Three-tier by time-criticality × data-sensitivity: on-device (TinyML, offline scheduling, on-device Rx OCR) → BAA private-cloud (escalations) → cloud (training, RAG/KB, batch). Routing = sensitivity > complexity > confidence-cascade. Caching is a financial requirement (semantic + prefix cache + vLLM batching + self-host gateway). Deterministic offline fallback + quality circuit-breakers. OpenTelemetry decision-context logging (KB version + rail verdict).

8 · Evals & MLOps (the upgrade that keeps it honest)

  • Eval-driven development: the clinician gold set is the contract. Every engine change is gated by an eval suite (RAGAS retrieval metrics + groundedness/citation-coverage + rail escape-rate + clinical-correctness on the gold set).
  • Lifecycle: learn → validate (held-out temporal split + subgroup/fairness) → pharmacist/clinical sign-off (non-skippable, event-logged) → canary deploy → monitor (drift: PSI/KS) → auto-rollback. A vaulted never-touched holdout for honest lift.
  • Regulated-ready: GMLP 10 principles + a PCCP so wellness→SaMD needs no re-architecture.

9 · Build order (sprint-scopable, foundation-first)

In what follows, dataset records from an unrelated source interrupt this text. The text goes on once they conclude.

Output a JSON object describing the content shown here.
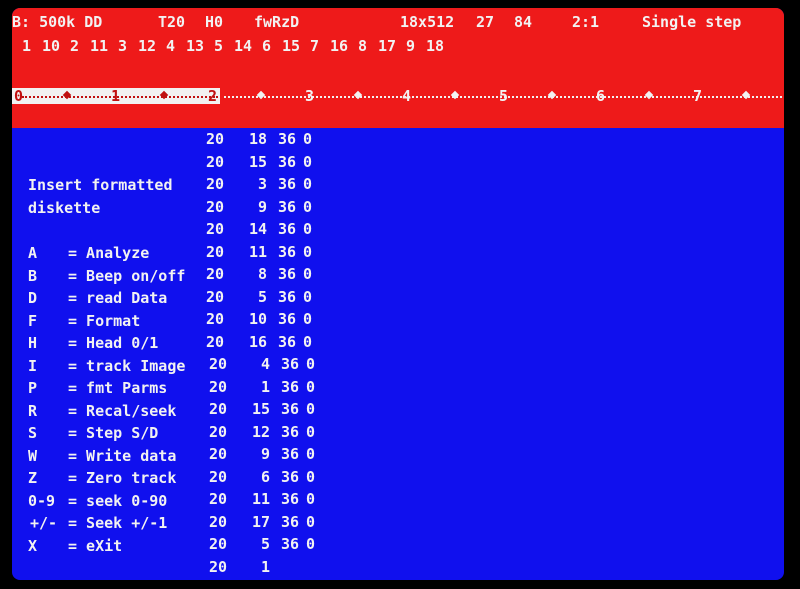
{
  "status": {
    "drive": "B: 500k DD",
    "track": "T20",
    "head": "H0",
    "flags": "fwRzD",
    "geometry": "18x512",
    "count_a": "27",
    "count_b": "84",
    "ratio": "2:1",
    "mode": "Single step"
  },
  "sector_order": [
    "1",
    "10",
    "2",
    "11",
    "3",
    "12",
    "4",
    "13",
    "5",
    "14",
    "6",
    "15",
    "7",
    "16",
    "8",
    "17",
    "9",
    "18"
  ],
  "ruler": {
    "numbers": [
      "0",
      "1",
      "2",
      "3",
      "4",
      "5",
      "6",
      "7"
    ],
    "highlight_fraction": 0.27
  },
  "menu": {
    "prompt_line1": "Insert formatted",
    "prompt_line2": "diskette",
    "commands": [
      {
        "key": "A  ",
        "desc": "= Analyze"
      },
      {
        "key": "B  ",
        "desc": "= Beep on/off"
      },
      {
        "key": "D  ",
        "desc": "= read Data"
      },
      {
        "key": "F  ",
        "desc": "= Format"
      },
      {
        "key": "H  ",
        "desc": "= Head 0/1"
      },
      {
        "key": "I  ",
        "desc": "= track Image"
      },
      {
        "key": "P  ",
        "desc": "= fmt Parms"
      },
      {
        "key": "R  ",
        "desc": "= Recal/seek"
      },
      {
        "key": "S  ",
        "desc": "= Step S/D"
      },
      {
        "key": "W  ",
        "desc": "= Write data"
      },
      {
        "key": "Z  ",
        "desc": "= Zero track"
      },
      {
        "key": "0-9",
        "desc": "= seek 0-90"
      },
      {
        "key": "+/-",
        "desc": "= Seek +/-1"
      },
      {
        "key": "X  ",
        "desc": "= eXit"
      }
    ]
  },
  "sector_table": [
    [
      "20",
      "18",
      "36",
      "0"
    ],
    [
      "20",
      "15",
      "36",
      "0"
    ],
    [
      "20",
      "3",
      "36",
      "0"
    ],
    [
      "20",
      "9",
      "36",
      "0"
    ],
    [
      "20",
      "14",
      "36",
      "0"
    ],
    [
      "20",
      "11",
      "36",
      "0"
    ],
    [
      "20",
      "8",
      "36",
      "0"
    ],
    [
      "20",
      "5",
      "36",
      "0"
    ],
    [
      "20",
      "10",
      "36",
      "0"
    ],
    [
      "20",
      "16",
      "36",
      "0"
    ],
    [
      "20",
      "4",
      "36",
      "0"
    ],
    [
      "20",
      "1",
      "36",
      "0"
    ],
    [
      "20",
      "15",
      "36",
      "0"
    ],
    [
      "20",
      "12",
      "36",
      "0"
    ],
    [
      "20",
      "9",
      "36",
      "0"
    ],
    [
      "20",
      "6",
      "36",
      "0"
    ],
    [
      "20",
      "11",
      "36",
      "0"
    ],
    [
      "20",
      "17",
      "36",
      "0"
    ],
    [
      "20",
      "5",
      "36",
      "0"
    ],
    [
      "20",
      "1",
      "",
      ""
    ]
  ],
  "colors": {
    "screen_background": "#1010ee",
    "header_background": "#ee1a1a",
    "text": "#f2f2f2",
    "ruler_highlight": "#f2f2f2"
  }
}
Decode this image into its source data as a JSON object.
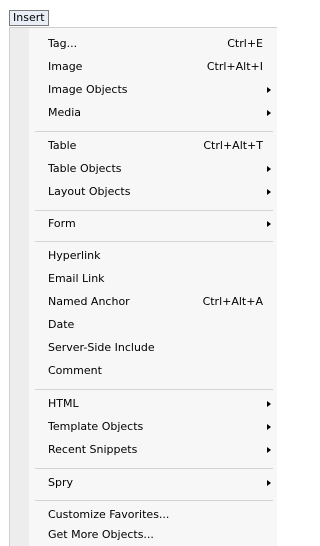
{
  "menubar": {
    "title": "Insert"
  },
  "menu": {
    "items": [
      {
        "label": "Tag...",
        "shortcut": "Ctrl+E",
        "submenu": false
      },
      {
        "label": "Image",
        "shortcut": "Ctrl+Alt+I",
        "submenu": false
      },
      {
        "label": "Image Objects",
        "shortcut": "",
        "submenu": true
      },
      {
        "label": "Media",
        "shortcut": "",
        "submenu": true
      },
      {
        "label": "Table",
        "shortcut": "Ctrl+Alt+T",
        "submenu": false
      },
      {
        "label": "Table Objects",
        "shortcut": "",
        "submenu": true
      },
      {
        "label": "Layout Objects",
        "shortcut": "",
        "submenu": true
      },
      {
        "label": "Form",
        "shortcut": "",
        "submenu": true
      },
      {
        "label": "Hyperlink",
        "shortcut": "",
        "submenu": false
      },
      {
        "label": "Email Link",
        "shortcut": "",
        "submenu": false
      },
      {
        "label": "Named Anchor",
        "shortcut": "Ctrl+Alt+A",
        "submenu": false
      },
      {
        "label": "Date",
        "shortcut": "",
        "submenu": false
      },
      {
        "label": "Server-Side Include",
        "shortcut": "",
        "submenu": false
      },
      {
        "label": "Comment",
        "shortcut": "",
        "submenu": false
      },
      {
        "label": "HTML",
        "shortcut": "",
        "submenu": true
      },
      {
        "label": "Template Objects",
        "shortcut": "",
        "submenu": true
      },
      {
        "label": "Recent Snippets",
        "shortcut": "",
        "submenu": true
      },
      {
        "label": "Spry",
        "shortcut": "",
        "submenu": true
      },
      {
        "label": "Customize Favorites...",
        "shortcut": "",
        "submenu": false
      },
      {
        "label": "Get More Objects...",
        "shortcut": "",
        "submenu": false
      }
    ]
  }
}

  1. Sprint set A — the spine: the FHIR/medication-object contract + the curated-KB Iceberg schema + the event stream + de-ID gateway. Nothing emits or learns without this.
  2. Sprint set B — the rail: the deterministic clinical-line rail (lexicon + schema + fail-closed) + the pharmacist queue. Built before any model emits to a member.
  3. Sprint set C — knowledge + retrieval: the MCP server over the KB + graph(projection) + vector(projection); the hybrid retriever; then the agentic loop + memory.
  4. Sprint set D — model + probabilistic guardrails: the router + NeMo/Llama-Guard/validators around the model.
  5. Sprint set E — serving/scale: on-device-first, cache-heavy, offline fallback, observability.
  6. Sprint set F — eval/MLOps: the gold set + the gated learning loop.
  7. Then: engines plug in (Med-Input Intelligence first — it's specced). Rule: ground before you generate · rail before you emit · de-identify before you learn · cache before you scale · eval before you ship.

10 · Decisions for Faraz / the room

  1. Build vs buy: graph DB (Neo4j vs Neptune) · LLM (self-host Llama-class vs API-behind-redaction) · the orchestrator (NeMo vs lighter).
  2. The on-device ⟂ cloud line per engine + the minimum offline-deterministic behavior.
  3. Lakehouse choice (Iceberg on which engine — Snowflake/Databricks/Trino) + the schema-registry.
  4. Platform ownership — this foundation needs an owner (platform/infra lead) so the five engines don't fragment it. Who?
  5. Sequencing — stand up Sprint sets A–B (contract + rail) before Med-Input Engine Phase 1? (rec: yes — they gate everything.)

Companion docs: AI_Foundation/KB/ (the research + synthesis + SOTA validation) · Medication_Intelligence_Engine_PHASED_PLAN_2026-06-04 (the first engine) · Medication_Input_Engine_AUDIT/_Explainer (the runtime) · the existing Rx360_Medication_Autocomplete_API_Spec_v1 (the autocomplete API that sits on this foundation).